COACH DALE BROWN

COACH DALE BROWN

Tuesday, December 13, 2011

THE ART OF FRIENDSHIP



Coach had a great appreciation for the value of friendship. In the 1960’s Coach received a letter from his elementary school principal and coach, Earl Warriner, requesting tickets to the upcoming game UCLA was to play at Notre Dame. Mr. Warriner also included a signed and dated check but left the amount line blank. When the tickets arrived in Warriner’s mailbox, he found that the check was with them, and on the amount line Coach Wooden had written: “Friendship far too valuable to be measured in dollars.”


Coach often emphasized that we can accomplish a lot more if we open our lives to others. He often commented on friendship in speeches he gave after retirement from coaching by urging his audience to “Work at it. Don’t take friendship for granted. If you do it may not last. And don’t just work at it from one side. Friendship comes from mutual esteem, respect and devotion. Just as in a successful marriage, both sides must work at it.”

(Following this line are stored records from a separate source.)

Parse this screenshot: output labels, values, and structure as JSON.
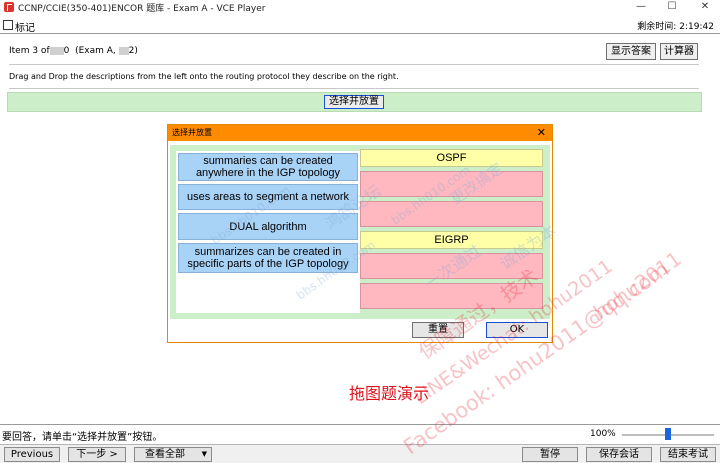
{
  "window": {
    "title": "CCNP/CCIE(350-401)ENCOR 题库 - Exam A - VCE Player",
    "minimize": "—",
    "maximize": "☐",
    "close": "✕"
  },
  "menubar": {
    "mark_label": "标记",
    "timer_label": "剩余时间:",
    "timer_value": "2:19:42"
  },
  "question": {
    "item_prefix": "Item 3 of",
    "item_suffix": "0",
    "exam_prefix": "(Exam A, ",
    "exam_suffix": "2)",
    "show_answer_label": "显示答案",
    "calculator_label": "计算器",
    "instruction": "Drag and Drop the descriptions from the left onto the routing protocol they describe on the right.",
    "select_place_label": "选择并放置"
  },
  "dialog": {
    "title": "选择并放置",
    "close": "✕",
    "drag_items": [
      "summaries can be created anywhere in the IGP topology",
      "uses areas to segment a network",
      "DUAL algorithm",
      "summarizes can be created in specific parts of the IGP topology"
    ],
    "targets": [
      {
        "protocol": "OSPF"
      },
      {
        "protocol": "EIGRP"
      }
    ],
    "reset_label": "重置",
    "ok_label": "OK"
  },
  "demo_text": "拖图题演示",
  "status": {
    "message": "要回答，请单击“选择并放置”按钮。",
    "zoom": "100%",
    "zoom_level_percent": 100
  },
  "bottom": {
    "previous": "Previous",
    "next": "下一步 >",
    "view_all": "查看全部",
    "view_all_arrow": "▼",
    "pause": "暂停",
    "save_session": "保存会话",
    "end_exam": "结束考试"
  },
  "watermarks": [
    "bbs.hh010.com",
    "鸿鹄论坛",
    "保障通过，技术",
    "LINE&Wechat: hohu2011",
    "Facebook: hohu2011@qq.com",
    "hohu2011",
    "一次通过",
    "诚信为本",
    "更改搞定"
  ],
  "colors": {
    "title_orange": "#ff8c00",
    "pane_green": "#cceec8",
    "drag_blue": "#a9d2f7",
    "target_yellow": "#ffffa8",
    "slot_pink": "#ffb8c0",
    "demo_red": "#e0101a",
    "focus_blue": "#1a4fd6"
  }
}
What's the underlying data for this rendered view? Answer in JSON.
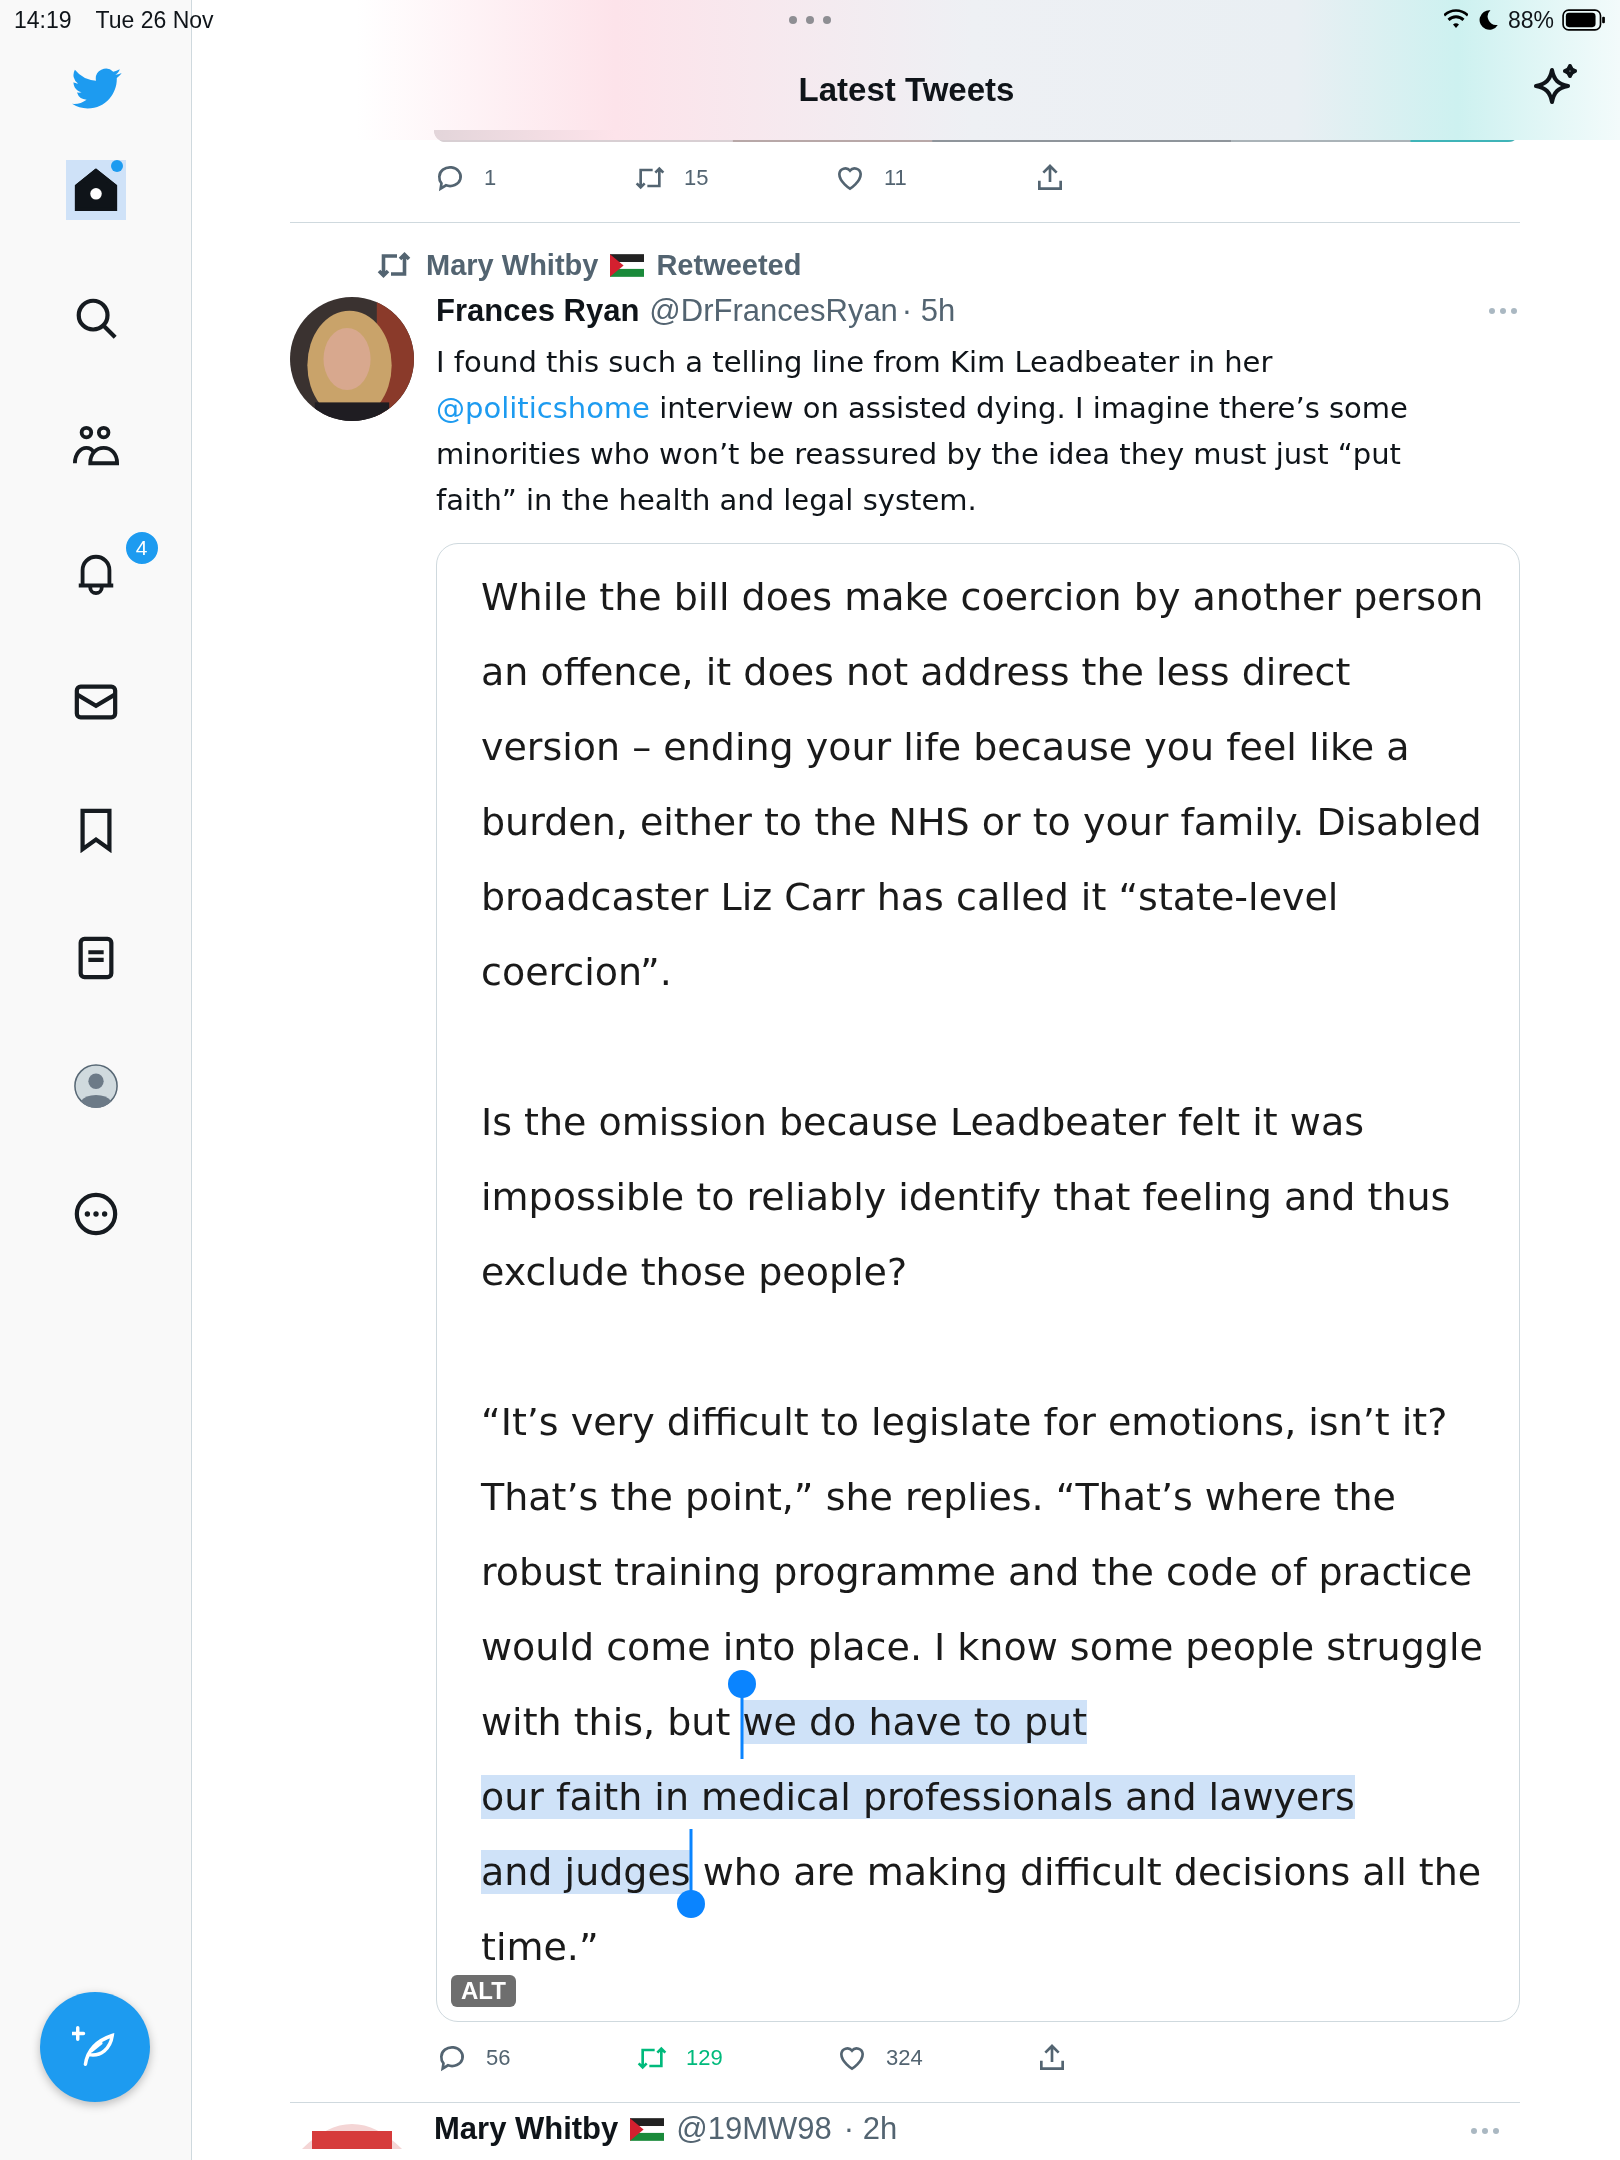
{
  "status_bar": {
    "time": "14:19",
    "date": "Tue 26 Nov",
    "battery": "88%"
  },
  "header": {
    "title": "Latest Tweets"
  },
  "sidebar": {
    "items": [
      {
        "kind": "home",
        "selected": true,
        "dot": true
      },
      {
        "kind": "search",
        "selected": false
      },
      {
        "kind": "communities",
        "selected": false
      },
      {
        "kind": "notifications",
        "selected": false,
        "badge": "4"
      },
      {
        "kind": "messages",
        "selected": false
      },
      {
        "kind": "bookmarks",
        "selected": false
      },
      {
        "kind": "lists",
        "selected": false
      },
      {
        "kind": "profile",
        "selected": false
      },
      {
        "kind": "more",
        "selected": false
      }
    ]
  },
  "previous_tweet": {
    "actions": {
      "replies": "1",
      "retweets": "15",
      "likes": "11",
      "retweeted": false,
      "liked": false
    }
  },
  "tweet": {
    "retweeted_by": {
      "name": "Mary Whitby",
      "label": "Retweeted"
    },
    "author": {
      "name": "Frances Ryan",
      "handle": "@DrFrancesRyan",
      "time": "· 5h"
    },
    "text": [
      {
        "kind": "text",
        "text": "I found this such a telling line from Kim Leadbeater in her "
      },
      {
        "kind": "link",
        "text": "@politicshome"
      },
      {
        "kind": "text",
        "text": " interview on assisted dying. I imagine there’s some minorities who won’t be reassured by the idea they must just “put faith” in the health and legal system."
      }
    ],
    "image": {
      "paragraphs": [
        [
          {
            "text": "While the bill does make coercion by another person an offence, it does not address the less direct version – ending your life because you feel like a burden, either to the NHS or to your family. Disabled broadcaster Liz Carr has called it “state-level coercion”.",
            "selected": false
          }
        ],
        [
          {
            "text": "Is the omission because Leadbeater felt it was impossible to reliably identify that feeling and thus exclude those people?",
            "selected": false
          }
        ],
        [
          {
            "text": "“It’s very difficult to legislate for emotions, isn’t it? That’s the point,” she replies. “That’s where the robust training programme and the code of practice would come into place. I know some people struggle with this, but ",
            "selected": false
          },
          {
            "text": "we do have to put",
            "selected": true
          },
          {
            "text": "our faith in medical professionals and lawyers",
            "selected": true
          },
          {
            "text": "and judges",
            "selected": true
          },
          {
            "text": " who are making difficult decisions all the time.”",
            "selected": false
          }
        ]
      ],
      "alt_badge": "ALT"
    },
    "actions": {
      "replies": "56",
      "retweets": "129",
      "likes": "324",
      "retweeted": true,
      "liked": false
    }
  },
  "next_tweet": {
    "author": {
      "name": "Mary Whitby",
      "handle": "@19MW98",
      "time": "· 2h"
    }
  }
}
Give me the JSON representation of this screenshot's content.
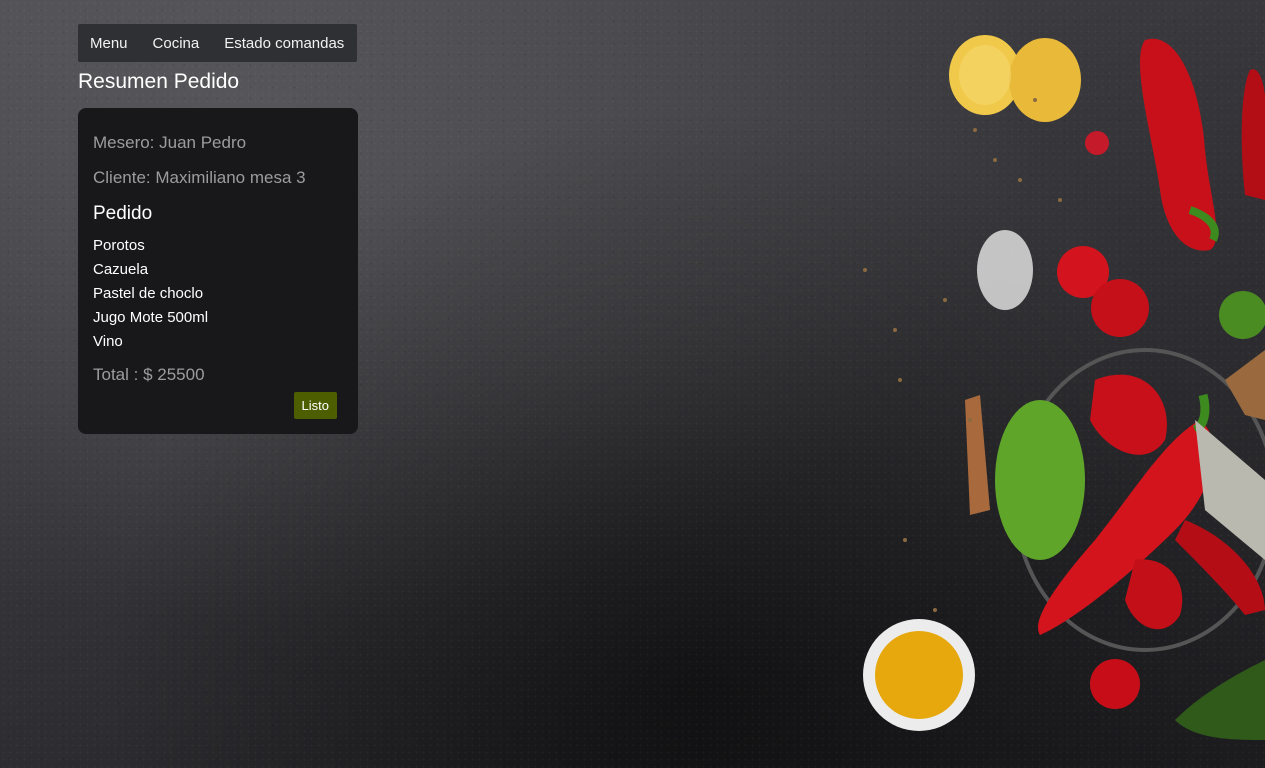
{
  "nav": {
    "items": [
      "Menu",
      "Cocina",
      "Estado comandas"
    ]
  },
  "page": {
    "title": "Resumen Pedido"
  },
  "order": {
    "mesero": "Mesero: Juan Pedro",
    "cliente": "Cliente: Maximiliano mesa 3",
    "pedido_heading": "Pedido",
    "items": [
      "Porotos",
      "Cazuela",
      "Pastel de choclo",
      "Jugo Mote 500ml",
      "Vino"
    ],
    "total": "Total : $ 25500",
    "button_label": "Listo"
  },
  "colors": {
    "nav_bg": "#2e3033",
    "card_bg": "#18181a",
    "button_bg": "#4d5e00",
    "muted_text": "#9c9c9c"
  }
}
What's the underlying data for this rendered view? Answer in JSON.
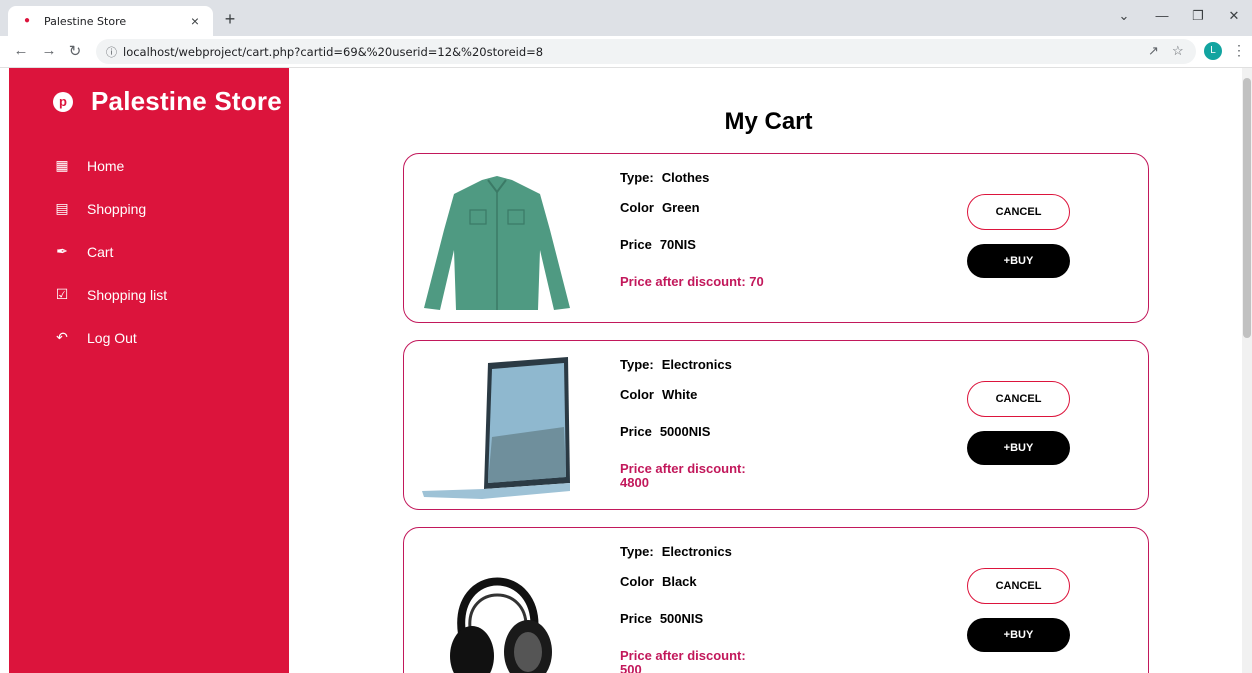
{
  "browser": {
    "tab_title": "Palestine Store",
    "tab_close": "×",
    "new_tab": "+",
    "url": "localhost/webproject/cart.php?cartid=69&%20userid=12&%20storeid=8",
    "profile_initial": "L"
  },
  "sidebar": {
    "brand": "Palestine Store",
    "items": [
      {
        "label": "Home",
        "icon": "grid-icon"
      },
      {
        "label": "Shopping",
        "icon": "store-icon"
      },
      {
        "label": "Cart",
        "icon": "cart-icon"
      },
      {
        "label": "Shopping list",
        "icon": "bag-icon"
      },
      {
        "label": "Log Out",
        "icon": "logout-icon"
      }
    ]
  },
  "main": {
    "title": "My Cart",
    "items": [
      {
        "image": "green-shirt",
        "type_label": "Type:",
        "type": "Clothes",
        "color_label": "Color",
        "color": "Green",
        "price_label": "Price",
        "price": "70NIS",
        "discount_text": "Price after discount: 70",
        "cancel_label": "CANCEL",
        "buy_label": "BUY",
        "buy_prefix": "+"
      },
      {
        "image": "laptop",
        "type_label": "Type:",
        "type": "Electronics",
        "color_label": "Color",
        "color": "White",
        "price_label": "Price",
        "price": "5000NIS",
        "discount_text": "Price after discount: 4800",
        "cancel_label": "CANCEL",
        "buy_label": "BUY",
        "buy_prefix": "+"
      },
      {
        "image": "headphones",
        "type_label": "Type:",
        "type": "Electronics",
        "color_label": "Color",
        "color": "Black",
        "price_label": "Price",
        "price": "500NIS",
        "discount_text": "Price after discount: 500",
        "cancel_label": "CANCEL",
        "buy_label": "BUY",
        "buy_prefix": "+"
      }
    ]
  },
  "colors": {
    "brand": "#dc143c",
    "card_border": "#c2185b",
    "discount": "#c2185b"
  }
}
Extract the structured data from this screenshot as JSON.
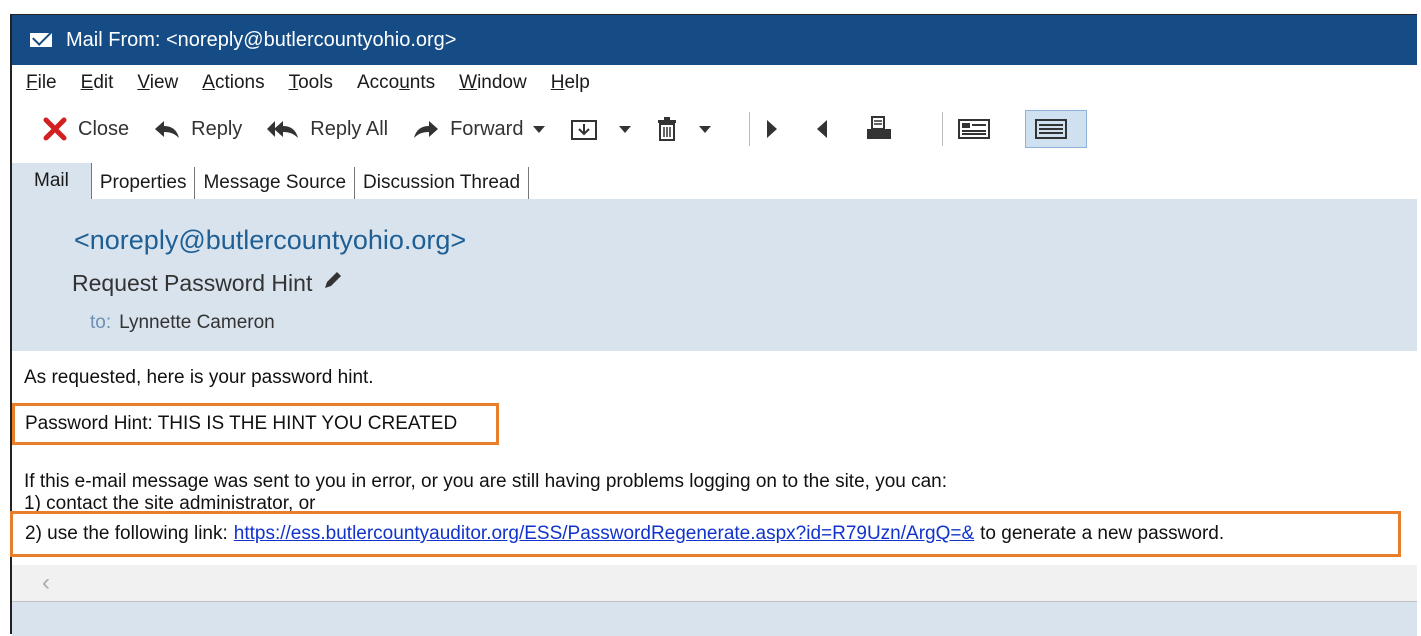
{
  "window": {
    "title": "Mail From: <noreply@butlercountyohio.org>"
  },
  "menu": [
    {
      "label": "File",
      "mnemonic": "F",
      "rest": "ile"
    },
    {
      "label": "Edit",
      "mnemonic": "E",
      "rest": "dit"
    },
    {
      "label": "View",
      "mnemonic": "V",
      "rest": "iew"
    },
    {
      "label": "Actions",
      "mnemonic": "A",
      "rest": "ctions"
    },
    {
      "label": "Tools",
      "mnemonic": "T",
      "rest": "ools"
    },
    {
      "label": "Accounts",
      "mnemonic_pre": "Acco",
      "mnemonic": "u",
      "rest": "nts"
    },
    {
      "label": "Window",
      "mnemonic": "W",
      "rest": "indow"
    },
    {
      "label": "Help",
      "mnemonic": "H",
      "rest": "elp"
    }
  ],
  "toolbar": {
    "close": "Close",
    "reply": "Reply",
    "reply_all": "Reply All",
    "forward": "Forward"
  },
  "tabs": [
    "Mail",
    "Properties",
    "Message Source",
    "Discussion Thread"
  ],
  "header": {
    "from": "<noreply@butlercountyohio.org>",
    "subject": "Request Password Hint",
    "to_label": "to:",
    "to_value": "Lynnette Cameron"
  },
  "body": {
    "line1": "As requested, here is your password hint.",
    "hint": "Password Hint: THIS IS THE HINT YOU CREATED",
    "line3": "If this e-mail message was sent to you in error, or you are still having problems logging on to the site, you can:",
    "line4": "1) contact the site administrator, or",
    "line5_pre": "2) use the following link:",
    "link": "https://ess.butlercountyauditor.org/ESS/PasswordRegenerate.aspx?id=R79Uzn/ArgQ=&",
    "line5_post": "to generate a new password."
  },
  "colors": {
    "titlebar": "#154c85",
    "header_bg": "#d8e3ee",
    "highlight": "#e87d2a",
    "link": "#1133cc"
  }
}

When speaking about friendship, Coach often emphasized the importance of initiating the effort to make friends; in his own words, “You may have to prime the pump first.” Perhaps his favorite illustration was the experience of a friend named Bob, who had traveled to California from Indiana to visit the Wooden family.

“Johnny, these people in California aren’t as friendly as they are back home,” Bob lamented. “Coming over here this morning I met a lot of people and not a single person spoke to me. That would never have happened back home.”

“Did you speak to any of them?” Coach asked.

“Well, no,” Bob said. “I didn’t know them.”

Coach was also inspired by historical examples of the power of friendship; he especially admired Abraham Lincoln’s philosophy on the subject. After the Civil War, many of Lincoln’s constituents felt that he was being far too generous in his offers of reconstruction and reparations to the Confederate states. One man admonished him, “Mr. President you are supposed to destroy your enemies, not make friends of them.”

Lincoln replied, “Am I not destroying an enemy when I make a friend of him?”

This was a lesson Coach took to heart. He chose kindness, instead of anger, as his reaction towards critics in the media, referees he felt were unfair, rude fans of rival teams, and even the rare disgruntled player or assistant coaches.

Two of his favorite maxims addressed this very subject. The first was a simple reminder: “Be more concerned with: Loving than being loved, Giving than receiving, Being a friend rather than having a friend.” The second was a kind of proverb: “There is a wonderful mystical law of nature that the three things that man craves the most in life—happiness, freedom, and peace—are always attained by giving them to someone else.” Both are lessons we can all live by.